Previous OwnFone products include non-Braille handsets both for the elderly and for young children, featuring simple and easy-to-use “word buttons” or “image buttons,” similar in basic design to the buttons on the new Braille phone. These buttons display the names or photos of contacts for each individual user. Therefore, the buttons on each OwnFone device—on both non-Braille and Braille versions—require customization to program and display individualized contact information requested by customers. However, additional production costs involved in creating the unique Braille buttons, paired with the limited market size for such a product, made the transition from non-Braille handsets into Braille ones financially unfeasible until now.

What has allowed OwnFone to bring its Braille phone into the marketplace is more affordable 3D printing technology. In this case, OwnFone uses 3D printing to create the labels in raised Braille. Faster and more cost efficient than large-scale manufacturing, 3D printing allows OwnFone to offer this new product to consumers for the first time. Although other companies have created similar prototypes, OwnFone’s version is the first to officially go on sale. (For more information on 3D printing, take a look at one of our previous blog posts.)

Characterized by simplicity and user-friendliness, the Braille mobile phone has one-button dialing and any-key call-answering capabilities. It is approximately the size of a credit card with a reportedly long battery life; OwnFone advertises that the device’s charge can last up to a year on standby mode. Beyond the standard customizable buttons, OwnFone also offers a variety of background designs and color options from which consumers can choose.

Thus far, the phone has garnered positive responses from customers in Australia. Wayne Hawkins, disability policy advisor from the Australian Communications Consumer Action Network (ACCAN), acknowledges it as an affordable, “positive addition” to options available to the country’s blind and visually impaired population. (Mr. Hawkins is also blind, so he is in a good position to speak for the demographic.)

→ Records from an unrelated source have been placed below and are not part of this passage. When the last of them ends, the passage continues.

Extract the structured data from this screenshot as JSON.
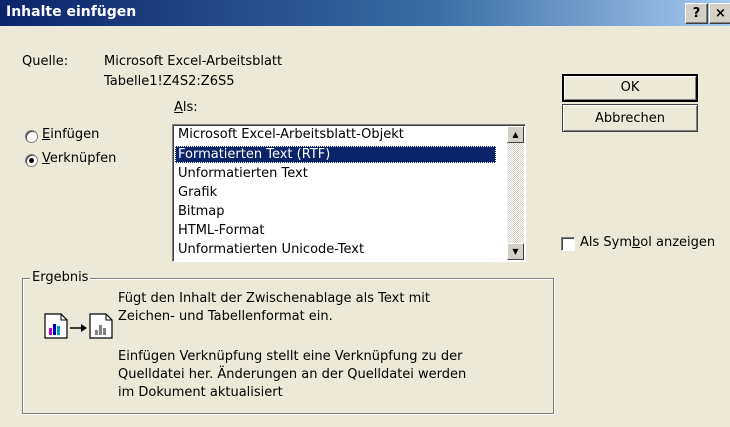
{
  "titlebar": {
    "title": "Inhalte einfügen",
    "help_label": "?",
    "close_label": "×"
  },
  "source": {
    "label": "Quelle:",
    "app": "Microsoft Excel-Arbeitsblatt",
    "range": "Tabelle1!Z4S2:Z6S5"
  },
  "as_label": {
    "pre": "",
    "mnemonic": "A",
    "post": "ls:"
  },
  "options": {
    "paste": {
      "mnemonic": "E",
      "rest": "infügen",
      "checked": false
    },
    "link": {
      "mnemonic": "V",
      "rest": "erknüpfen",
      "checked": true
    }
  },
  "formats": [
    "Microsoft Excel-Arbeitsblatt-Objekt",
    "Formatierten Text (RTF)",
    "Unformatierten Text",
    "Grafik",
    "Bitmap",
    "HTML-Format",
    "Unformatierten Unicode-Text"
  ],
  "selected_format_index": 1,
  "buttons": {
    "ok": "OK",
    "cancel": "Abbrechen"
  },
  "display_as_icon": {
    "pre": "Als Sym",
    "mnemonic": "b",
    "post": "ol anzeigen",
    "checked": false
  },
  "result": {
    "label": "Ergebnis",
    "line1": "Fügt den Inhalt der Zwischenablage als Text mit",
    "line2": "Zeichen- und Tabellenformat ein.",
    "line3": "Einfügen Verknüpfung stellt eine Verknüpfung zu der",
    "line4": "Quelldatei her. Änderungen an der Quelldatei werden",
    "line5": "im Dokument aktualisiert"
  },
  "colors": {
    "title_bar": "#0a246a",
    "selection": "#0a246a",
    "dialog_bg": "#ece9d8"
  }
}
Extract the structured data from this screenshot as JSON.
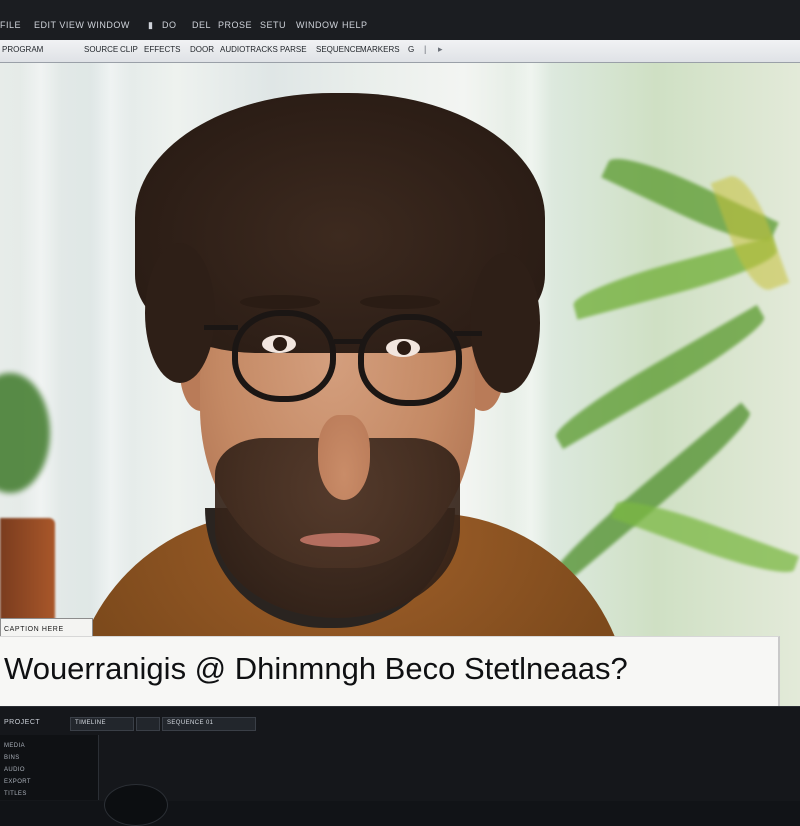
{
  "menu": {
    "items": [
      "FILE",
      "EDIT VIEW WINDOW",
      "▮",
      "DO",
      "DEL",
      "PROSE",
      "SETU",
      "WINDOW",
      "HELP"
    ]
  },
  "toolbar": {
    "items": [
      "PROGRAM",
      "SOURCE",
      "CLIP",
      "EFFECTS",
      "DOOR",
      "AUDIOTRACKS",
      "PARSE",
      "SEQUENCE",
      "MARKERS",
      "G"
    ]
  },
  "video": {
    "lower_third_tag": "CAPTION HERE",
    "caption": "Wouerranigis @ Dhinmngh Beco Stetlneaas?"
  },
  "bottom_panel": {
    "panel_title": "PROJECT",
    "tabs": [
      "TIMELINE",
      "SEQUENCE 01"
    ],
    "list_items": [
      "MEDIA",
      "BINS",
      "AUDIO",
      "EXPORT",
      "TITLES"
    ]
  },
  "colors": {
    "app_background": "#111317",
    "menubar": "#1b1d21",
    "toolbar": "#e4e7ea",
    "caption_background": "#f7f7f5",
    "caption_text": "#0f1012"
  }
}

OwnFone isn’t the only one with ambitions to integrate Braille and technology. A freelance industrial designer named Jorge Trevino Blanco has introduced a new concept design dubbed Discover. Though still a work in progress and not on the market as of yet, this handheld navigation tool uses pin-screen impression technology to create tactile maps based on surrounding topography. Blanco’s design resembles a remote control of sorts and features a rectangular pin surface, six Braille buttons labeled Discover, City, GPS, Read, Time and Tag, and a camera on the front end used to record the user’s surroundings, which are then translated onto the pin surface. With such fascinating technologies as these in mind, one can’t help but wonder what other sorts of innovations are on the horizon to help every person achieve independence.

Did You Know?

A 15-year-old blind student named Louis Braille designed the earliest Braille alphabet in France during the 1820s. Braille’s idea for the raised, tactile alphabet came from fellow Frenchman Charles Barbier de la Serre, a captain in Napoleon’s army, who created a sonographic dot- and dash-based code to write in the dark. Braille modified Barbier’s code, making it into a smaller, fingertip-sized version that was easy and expedient for blind individuals to decipher. By 1829, the twenty-year-old Braille published his first complete book on his innovative letter system, entitled Method of Writing Words, Music, and Plain Songs by Means of Dots, for Use by the Blind and Arranged for Them, which he later revised in 1837. Despite considerable resistance to this new alphabet during Braille’s lifetime, two years after his death, in 1854, France named his system its official communication system for the blind.